Some young people today (in the homosexual community) eschew butch or femme classifications, believing that they are inadequate to describe an individual, or that labels are limiting in and of themselves. Other people within the queer community have tailored the common labels to be more descriptive, such as "soft stud," "hard butch," "gym queen," or "tomboy femme."
It is important to note that those who identify as butch and femme today often use the words to define their presentation and gender identity rather than strictly the role they play in a relationship, and that not all butches are attracted exclusively to femmes and not all femmes are exclusively attracted to butches, although this was traditionally the norm.
Behaviours not sanctioned by lesbian codes of conduct are suspect in the "lesbian community," because they smack of conformity to straight life, and so called patriarchal (an absurdly over-used word) notions of womanhood. Lesbianism, for many, has become a lifestyle, complete with its own vocabulary, food, clothing, politics, medicine, and psychology. Dissent is no laughing matter. The cause is paramount, goodspeak the lingua franca.

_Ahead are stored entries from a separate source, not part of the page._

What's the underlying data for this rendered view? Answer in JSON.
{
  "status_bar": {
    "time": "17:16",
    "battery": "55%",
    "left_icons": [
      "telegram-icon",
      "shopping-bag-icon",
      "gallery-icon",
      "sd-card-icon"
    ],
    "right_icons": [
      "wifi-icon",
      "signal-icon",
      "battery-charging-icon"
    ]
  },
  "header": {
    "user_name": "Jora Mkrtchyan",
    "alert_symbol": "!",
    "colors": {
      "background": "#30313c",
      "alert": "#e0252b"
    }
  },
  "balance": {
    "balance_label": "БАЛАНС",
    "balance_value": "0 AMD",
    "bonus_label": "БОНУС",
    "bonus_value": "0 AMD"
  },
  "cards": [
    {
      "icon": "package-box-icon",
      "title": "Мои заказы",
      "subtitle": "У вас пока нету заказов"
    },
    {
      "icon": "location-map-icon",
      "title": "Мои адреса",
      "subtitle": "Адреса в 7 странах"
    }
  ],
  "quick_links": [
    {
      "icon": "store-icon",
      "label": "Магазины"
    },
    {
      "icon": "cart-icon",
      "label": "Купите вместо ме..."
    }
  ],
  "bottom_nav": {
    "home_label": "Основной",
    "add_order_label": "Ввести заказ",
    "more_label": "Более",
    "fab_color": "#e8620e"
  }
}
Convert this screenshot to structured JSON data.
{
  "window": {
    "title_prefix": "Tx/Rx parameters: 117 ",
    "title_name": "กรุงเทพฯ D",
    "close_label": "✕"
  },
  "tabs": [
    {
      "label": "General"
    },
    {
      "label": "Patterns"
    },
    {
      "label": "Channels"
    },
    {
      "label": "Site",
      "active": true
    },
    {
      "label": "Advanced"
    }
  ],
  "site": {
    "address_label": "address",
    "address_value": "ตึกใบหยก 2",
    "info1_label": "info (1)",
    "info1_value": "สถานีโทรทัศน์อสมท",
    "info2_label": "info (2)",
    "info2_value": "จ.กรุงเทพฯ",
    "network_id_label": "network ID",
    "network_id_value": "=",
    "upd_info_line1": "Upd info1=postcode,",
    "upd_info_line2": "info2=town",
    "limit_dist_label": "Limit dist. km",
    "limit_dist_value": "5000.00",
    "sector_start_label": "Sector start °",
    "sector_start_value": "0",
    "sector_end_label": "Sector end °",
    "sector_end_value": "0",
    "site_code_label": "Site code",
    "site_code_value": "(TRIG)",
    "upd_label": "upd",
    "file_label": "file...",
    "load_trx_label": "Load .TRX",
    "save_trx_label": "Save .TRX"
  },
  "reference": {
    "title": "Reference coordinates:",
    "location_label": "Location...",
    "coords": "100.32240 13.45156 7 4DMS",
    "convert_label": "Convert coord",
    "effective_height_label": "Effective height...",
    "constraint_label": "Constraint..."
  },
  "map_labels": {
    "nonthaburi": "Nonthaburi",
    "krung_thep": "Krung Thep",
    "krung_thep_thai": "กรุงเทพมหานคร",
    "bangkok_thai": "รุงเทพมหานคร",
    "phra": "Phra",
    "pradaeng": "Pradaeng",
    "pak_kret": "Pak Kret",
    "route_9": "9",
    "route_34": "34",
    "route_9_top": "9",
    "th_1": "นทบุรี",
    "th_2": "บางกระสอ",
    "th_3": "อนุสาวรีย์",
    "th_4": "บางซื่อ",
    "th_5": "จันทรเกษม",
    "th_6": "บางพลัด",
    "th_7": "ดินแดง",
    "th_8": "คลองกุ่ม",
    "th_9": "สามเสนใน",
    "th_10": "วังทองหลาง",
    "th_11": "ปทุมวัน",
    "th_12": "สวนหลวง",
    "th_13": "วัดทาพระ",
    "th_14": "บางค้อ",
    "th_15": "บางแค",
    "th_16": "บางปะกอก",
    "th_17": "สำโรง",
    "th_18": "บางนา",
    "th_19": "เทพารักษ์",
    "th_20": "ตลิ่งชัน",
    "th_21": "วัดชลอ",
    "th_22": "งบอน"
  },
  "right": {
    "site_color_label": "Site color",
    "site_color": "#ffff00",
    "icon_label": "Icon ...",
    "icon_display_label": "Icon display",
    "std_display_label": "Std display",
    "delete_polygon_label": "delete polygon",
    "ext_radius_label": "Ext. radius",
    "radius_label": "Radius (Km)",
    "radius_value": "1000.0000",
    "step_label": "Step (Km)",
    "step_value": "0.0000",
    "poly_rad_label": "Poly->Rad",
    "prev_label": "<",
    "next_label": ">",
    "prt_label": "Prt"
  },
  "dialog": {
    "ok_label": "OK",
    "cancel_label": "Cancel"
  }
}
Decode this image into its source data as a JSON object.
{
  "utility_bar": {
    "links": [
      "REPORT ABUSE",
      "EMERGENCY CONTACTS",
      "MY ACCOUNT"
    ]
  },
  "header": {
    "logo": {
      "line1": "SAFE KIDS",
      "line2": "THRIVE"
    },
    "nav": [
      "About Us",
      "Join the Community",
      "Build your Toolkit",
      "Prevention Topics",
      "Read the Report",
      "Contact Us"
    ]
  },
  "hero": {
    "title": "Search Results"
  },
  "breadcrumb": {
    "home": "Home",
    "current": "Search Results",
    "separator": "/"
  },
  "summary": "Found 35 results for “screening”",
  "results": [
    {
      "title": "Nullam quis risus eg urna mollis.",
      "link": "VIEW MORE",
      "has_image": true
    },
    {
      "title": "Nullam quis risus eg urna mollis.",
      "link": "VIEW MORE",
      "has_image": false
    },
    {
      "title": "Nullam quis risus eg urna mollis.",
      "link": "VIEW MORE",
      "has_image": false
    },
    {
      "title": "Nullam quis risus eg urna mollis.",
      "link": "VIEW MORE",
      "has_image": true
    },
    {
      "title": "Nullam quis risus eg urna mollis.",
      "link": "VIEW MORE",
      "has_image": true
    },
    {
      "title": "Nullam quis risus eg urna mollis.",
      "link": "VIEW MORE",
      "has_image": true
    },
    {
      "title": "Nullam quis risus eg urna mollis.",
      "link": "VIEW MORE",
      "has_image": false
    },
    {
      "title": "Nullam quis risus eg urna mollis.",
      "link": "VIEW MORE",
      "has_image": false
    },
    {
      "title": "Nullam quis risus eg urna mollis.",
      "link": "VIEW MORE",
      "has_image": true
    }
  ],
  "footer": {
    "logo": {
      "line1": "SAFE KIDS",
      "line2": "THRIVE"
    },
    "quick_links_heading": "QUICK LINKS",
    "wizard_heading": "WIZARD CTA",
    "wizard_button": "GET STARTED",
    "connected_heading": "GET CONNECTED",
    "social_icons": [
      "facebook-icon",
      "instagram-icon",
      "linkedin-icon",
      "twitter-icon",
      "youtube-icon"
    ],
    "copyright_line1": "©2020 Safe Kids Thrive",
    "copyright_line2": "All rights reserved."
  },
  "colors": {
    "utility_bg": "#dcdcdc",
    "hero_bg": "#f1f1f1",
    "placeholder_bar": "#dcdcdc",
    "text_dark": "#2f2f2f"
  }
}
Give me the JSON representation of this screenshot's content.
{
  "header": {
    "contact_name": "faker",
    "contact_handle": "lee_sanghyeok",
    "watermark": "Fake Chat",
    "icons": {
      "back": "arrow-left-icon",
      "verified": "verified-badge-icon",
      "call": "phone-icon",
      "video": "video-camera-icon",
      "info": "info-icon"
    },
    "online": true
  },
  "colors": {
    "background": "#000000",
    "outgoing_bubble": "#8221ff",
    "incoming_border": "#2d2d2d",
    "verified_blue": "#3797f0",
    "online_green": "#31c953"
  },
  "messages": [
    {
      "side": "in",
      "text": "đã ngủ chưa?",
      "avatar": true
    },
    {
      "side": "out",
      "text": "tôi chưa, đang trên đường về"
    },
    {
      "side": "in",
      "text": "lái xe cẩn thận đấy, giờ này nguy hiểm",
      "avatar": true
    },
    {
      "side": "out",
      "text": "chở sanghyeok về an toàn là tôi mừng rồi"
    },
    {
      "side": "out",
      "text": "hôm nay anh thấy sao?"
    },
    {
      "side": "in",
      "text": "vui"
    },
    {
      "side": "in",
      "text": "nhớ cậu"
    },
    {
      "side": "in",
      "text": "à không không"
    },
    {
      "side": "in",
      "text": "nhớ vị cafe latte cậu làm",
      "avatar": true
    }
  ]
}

Perhaps it’s part of human nature to stereotype and put people in a box. With the 90's came a genderqueer revolution where GLBTIQ people created new and innovative labels to describe themselves, while older labels were given new definitions. It can be argued that this is a positive step towards evolving language to be inclusive, or that embracing labels is a backward step.
Today, gender roles are a lot more fluid, hence why people may not be comfortable identifying with one label. Who cares if you can fit into a label or not? Most women I know, whether gay, bi, straight, transgender seem to have a little bit of all the gay stereotypes in them. Why should it matter?